This is an important evaluation and insight into how your CLL profile affects your response to VR in relapsed and refractory CLL. Sadly it looks like bad genetics is still relatively bad news in terms of PFS even on VenR.
"In previous analyses of the MURANO study, fixed-duration venetoclax plus rituximab (VenR) resulted in improved progression-free survival (PFS) compared with bendamustine plus rituximab (BR) in patients with relapsed or refractory CLL. At the 4-year follow-up, they report long-term outcomes, response to subsequent therapies and the predictive value of molecular and genetic characteristics."

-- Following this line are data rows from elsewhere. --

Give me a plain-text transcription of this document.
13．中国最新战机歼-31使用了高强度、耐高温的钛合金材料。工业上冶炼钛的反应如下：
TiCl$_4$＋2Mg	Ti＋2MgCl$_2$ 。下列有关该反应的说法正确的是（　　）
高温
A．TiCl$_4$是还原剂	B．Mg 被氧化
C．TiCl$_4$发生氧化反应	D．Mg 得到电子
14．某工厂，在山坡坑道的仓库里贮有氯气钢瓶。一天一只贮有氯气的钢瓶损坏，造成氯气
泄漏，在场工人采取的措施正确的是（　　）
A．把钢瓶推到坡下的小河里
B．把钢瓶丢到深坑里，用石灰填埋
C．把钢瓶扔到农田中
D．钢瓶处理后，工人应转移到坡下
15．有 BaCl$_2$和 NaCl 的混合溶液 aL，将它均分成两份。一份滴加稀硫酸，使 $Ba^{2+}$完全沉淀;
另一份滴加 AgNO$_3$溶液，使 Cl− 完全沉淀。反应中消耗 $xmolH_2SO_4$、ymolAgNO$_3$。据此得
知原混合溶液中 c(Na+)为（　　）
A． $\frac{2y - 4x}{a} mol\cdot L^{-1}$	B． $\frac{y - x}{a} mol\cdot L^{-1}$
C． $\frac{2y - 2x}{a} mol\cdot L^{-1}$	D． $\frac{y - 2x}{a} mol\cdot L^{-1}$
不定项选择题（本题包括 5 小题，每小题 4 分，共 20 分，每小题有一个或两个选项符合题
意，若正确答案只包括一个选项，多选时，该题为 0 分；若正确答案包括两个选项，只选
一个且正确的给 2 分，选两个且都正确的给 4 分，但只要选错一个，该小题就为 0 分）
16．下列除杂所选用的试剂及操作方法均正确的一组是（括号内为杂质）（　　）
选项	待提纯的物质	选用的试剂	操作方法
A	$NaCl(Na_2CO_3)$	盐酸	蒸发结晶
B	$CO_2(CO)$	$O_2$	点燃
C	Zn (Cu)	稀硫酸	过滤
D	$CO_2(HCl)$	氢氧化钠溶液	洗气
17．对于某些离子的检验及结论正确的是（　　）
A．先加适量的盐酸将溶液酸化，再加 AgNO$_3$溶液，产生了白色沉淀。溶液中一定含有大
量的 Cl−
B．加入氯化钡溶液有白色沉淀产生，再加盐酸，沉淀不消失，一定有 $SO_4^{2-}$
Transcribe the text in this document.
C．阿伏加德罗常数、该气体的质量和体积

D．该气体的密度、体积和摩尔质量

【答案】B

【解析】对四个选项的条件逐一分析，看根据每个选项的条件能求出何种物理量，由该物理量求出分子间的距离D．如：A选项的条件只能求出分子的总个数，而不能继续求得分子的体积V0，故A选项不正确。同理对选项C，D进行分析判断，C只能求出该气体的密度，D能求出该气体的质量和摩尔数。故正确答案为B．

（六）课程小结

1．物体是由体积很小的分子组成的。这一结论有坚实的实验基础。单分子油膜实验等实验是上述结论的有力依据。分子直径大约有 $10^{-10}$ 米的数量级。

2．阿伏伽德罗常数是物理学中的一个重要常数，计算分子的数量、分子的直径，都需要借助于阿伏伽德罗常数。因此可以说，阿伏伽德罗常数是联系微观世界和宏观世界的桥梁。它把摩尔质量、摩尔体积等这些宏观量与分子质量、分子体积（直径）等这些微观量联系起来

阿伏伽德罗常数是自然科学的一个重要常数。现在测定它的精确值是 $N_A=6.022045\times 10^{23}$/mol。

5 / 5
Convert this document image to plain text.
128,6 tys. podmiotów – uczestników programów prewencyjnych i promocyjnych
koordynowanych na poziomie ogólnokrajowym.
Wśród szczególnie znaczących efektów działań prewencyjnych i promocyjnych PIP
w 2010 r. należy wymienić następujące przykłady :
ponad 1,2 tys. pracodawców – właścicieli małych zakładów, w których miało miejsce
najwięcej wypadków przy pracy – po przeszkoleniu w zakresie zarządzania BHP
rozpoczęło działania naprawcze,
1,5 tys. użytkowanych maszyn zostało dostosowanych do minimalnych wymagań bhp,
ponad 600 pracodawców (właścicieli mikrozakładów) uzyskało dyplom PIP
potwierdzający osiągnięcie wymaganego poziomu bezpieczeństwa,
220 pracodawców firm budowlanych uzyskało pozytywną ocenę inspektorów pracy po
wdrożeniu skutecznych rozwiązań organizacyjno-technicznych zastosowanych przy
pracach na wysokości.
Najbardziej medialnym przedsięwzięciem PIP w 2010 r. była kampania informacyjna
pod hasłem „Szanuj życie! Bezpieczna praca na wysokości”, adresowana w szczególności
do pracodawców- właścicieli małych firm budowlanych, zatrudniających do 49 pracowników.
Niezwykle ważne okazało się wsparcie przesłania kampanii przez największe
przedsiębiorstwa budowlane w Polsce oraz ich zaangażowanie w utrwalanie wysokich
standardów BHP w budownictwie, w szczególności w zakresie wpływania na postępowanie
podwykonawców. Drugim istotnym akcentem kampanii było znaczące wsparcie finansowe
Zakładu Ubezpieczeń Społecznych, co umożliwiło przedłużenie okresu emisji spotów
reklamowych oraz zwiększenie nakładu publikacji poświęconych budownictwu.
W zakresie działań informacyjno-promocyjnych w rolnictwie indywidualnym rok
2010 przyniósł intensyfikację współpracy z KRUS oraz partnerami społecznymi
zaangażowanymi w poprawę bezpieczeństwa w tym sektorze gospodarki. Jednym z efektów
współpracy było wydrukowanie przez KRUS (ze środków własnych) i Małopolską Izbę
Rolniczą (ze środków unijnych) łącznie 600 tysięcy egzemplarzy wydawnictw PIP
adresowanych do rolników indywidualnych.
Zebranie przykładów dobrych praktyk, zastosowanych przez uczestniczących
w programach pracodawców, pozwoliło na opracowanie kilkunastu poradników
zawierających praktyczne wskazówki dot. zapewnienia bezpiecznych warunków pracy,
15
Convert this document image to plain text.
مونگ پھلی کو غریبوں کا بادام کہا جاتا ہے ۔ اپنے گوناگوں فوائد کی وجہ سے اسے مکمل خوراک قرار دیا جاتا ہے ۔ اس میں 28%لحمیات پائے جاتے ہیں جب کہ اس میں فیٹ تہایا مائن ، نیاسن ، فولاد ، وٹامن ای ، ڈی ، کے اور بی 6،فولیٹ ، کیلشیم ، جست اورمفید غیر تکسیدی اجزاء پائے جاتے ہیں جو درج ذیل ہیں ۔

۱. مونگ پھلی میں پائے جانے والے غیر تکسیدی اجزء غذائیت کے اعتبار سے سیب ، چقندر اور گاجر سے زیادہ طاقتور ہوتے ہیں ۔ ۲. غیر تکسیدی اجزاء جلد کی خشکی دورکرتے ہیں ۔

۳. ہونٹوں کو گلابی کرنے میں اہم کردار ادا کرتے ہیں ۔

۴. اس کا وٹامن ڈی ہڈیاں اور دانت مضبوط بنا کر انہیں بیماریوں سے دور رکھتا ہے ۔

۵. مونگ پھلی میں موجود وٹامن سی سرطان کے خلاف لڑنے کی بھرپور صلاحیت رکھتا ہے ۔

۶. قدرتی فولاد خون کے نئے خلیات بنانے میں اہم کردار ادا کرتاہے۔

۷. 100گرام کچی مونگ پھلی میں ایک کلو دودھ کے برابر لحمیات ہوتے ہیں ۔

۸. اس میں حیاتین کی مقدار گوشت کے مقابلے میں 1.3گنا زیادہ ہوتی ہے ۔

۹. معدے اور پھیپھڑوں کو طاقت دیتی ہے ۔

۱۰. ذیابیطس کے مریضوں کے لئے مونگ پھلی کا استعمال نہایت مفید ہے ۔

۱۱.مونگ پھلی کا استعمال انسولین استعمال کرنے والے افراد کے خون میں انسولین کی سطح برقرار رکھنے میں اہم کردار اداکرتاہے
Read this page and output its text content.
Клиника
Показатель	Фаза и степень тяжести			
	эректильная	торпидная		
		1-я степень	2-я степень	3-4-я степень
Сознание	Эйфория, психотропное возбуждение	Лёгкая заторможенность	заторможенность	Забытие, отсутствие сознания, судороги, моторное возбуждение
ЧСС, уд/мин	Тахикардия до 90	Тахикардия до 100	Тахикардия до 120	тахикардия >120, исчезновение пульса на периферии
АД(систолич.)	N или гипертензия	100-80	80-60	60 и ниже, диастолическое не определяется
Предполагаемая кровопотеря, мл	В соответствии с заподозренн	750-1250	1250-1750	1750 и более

"Undetectable MRD at the end of combination therapy (EOCT) was associated with superior PFS compared with low MRD positivity and high MRD positivity. Patients in the VenR arm who received ibrutinib as their first therapy after progression (n = 12) had a reported response rate of 100% (10 of 10 evaluable patients); patients subsequently treated with a venetoclax-based regimen (n = 14) had a reported response rate of 55% (six of 11 evaluable patients). With VenR, the uMRD rate at end of treatment (EOT) was lower in patients with higher genomic complexity (GC) than in those without GC; higher genomic complexity (GC) was associated with shorter PFS. Higher levels of MRD positivity rates were seen with BIRC3 and BRAF mutations at EOCT and with TP53, NOTCH1, XPO1, and BRAF mutations at EOT."
'Clinically relevant biomarkers predictive of poor response to CIT include unmutated immunoglobulin heavy chain (IGHV) gene, del(17p), mutated TP53, and cytogenetic or genomic complexity (GC).8-11 Targeted therapies overcome the adverse impact of IGHV status, but the identification of biomarkers for targeted therapies is required to guide clinical practice. Specific biomarkers that might have predictive value with targeted agents as well as CIT are certain recurrent mutations and GC. How to define GC is currently under debate. It was recently found that presence of five or more, but not three or more, chromosomal aberrations is an independent prognostic factor with adverse outcome in CLL after chemotherapy. Whether this also holds true for targeted agents is currently unknown.
They concluded that
"The data shows a sustained long-term benefit for fixed-duration VenR in R/R CLL and suggest that extended therapy would be unlikely to prevent early progression. Data for next-line therapy indicate the potential of either ibrutinib or venetoclax re-treatment as a treatment option after progression on VenR. The clinical relevance of the biomarker findings requires validation in further studies.
Efficacy benefits with fixed-duration VenR are sustained and particularly durable in patients who achieve uMRD. Salvage therapy with ibrutinib after VenR achieved high response rates. Genetic mutations and GC affected MRD rates and PFS"
"The benefits of fixed-duration VenR versus BR were sustained after a median follow-up of 48 months, confirming this fixed-duration treatment strategy as broadly effective. There has been some doubt as to whether drug cessation is the optimal approach for patients with high MRD positivity at 24 months, because of high rates of early progression in this population. However, the data presented here show that nearly all of these patients already had increasing MRD while on venetoclax therapy. Although this indicates emerging disease resistance and a probable lack of benefit from ongoing single-agent venetoclax, it is possible that treatment slowed the MRD increase, a hypothesis currently under investigation. The enduring PFS benefit and progressively greater OS benefit of VenR, despite subsequent high rates of novel agent use after progression in the BR arm, support the early use of targeted therapies such as VenR in patients with R/R CLL and indicate that treatment benefits are durable. "
Thanks Jackie. I have some difficulty ferreting the results’ particular meaning for me. I am 11q, unmutated. Treated 6 cycles FCR 1/12 - 6/12. Now 45 months into acala dosing trial at NIH. Have had steady, uncomplicated improvement in ALC to the point of best Yet 4.00 at last labs. No hiccups. But I am planning for the future. Your thoughts on a future tx strategy when I relapse on Acala? As always, your posts are tops! Bud
Hi there Bud, firstly, thank you for those kind words which are much appreciated by me today.
I am also 11q del and unmutated so your question is very pertinent to me. However, I'm not really thinking about my next treatment as things are changing so fast. I'm keeping up to date with the evidence and treatment availability so that when/if the time comes, I can have an informed discussion with my doctor.
I would think that you should have many years with Acalabrutinib and I wouldn't be surprised if there isn't something new, a new combination or even CAR-NK/T for relapsed CLL in the near future. Price might be an issue of course and the other important thing is to keep as fit and well as you can so that you can tolerate future treatments.
Thanks, Jackie. You have become a go-to source over the years here. I have wondered if, when I relapse, it will be due to some subset of cells that we never very responsive to acala from the getgo, or new mutated clones getting going. In either case, the I+V combo would seem to be a possibility given its early trial results. Let acala keep doing what it can, and add V for bigger impact on circulating cells. I have really had smooth sailing in the acala trial. I really appreciate hearing from you that reasonable expectations are for a long run.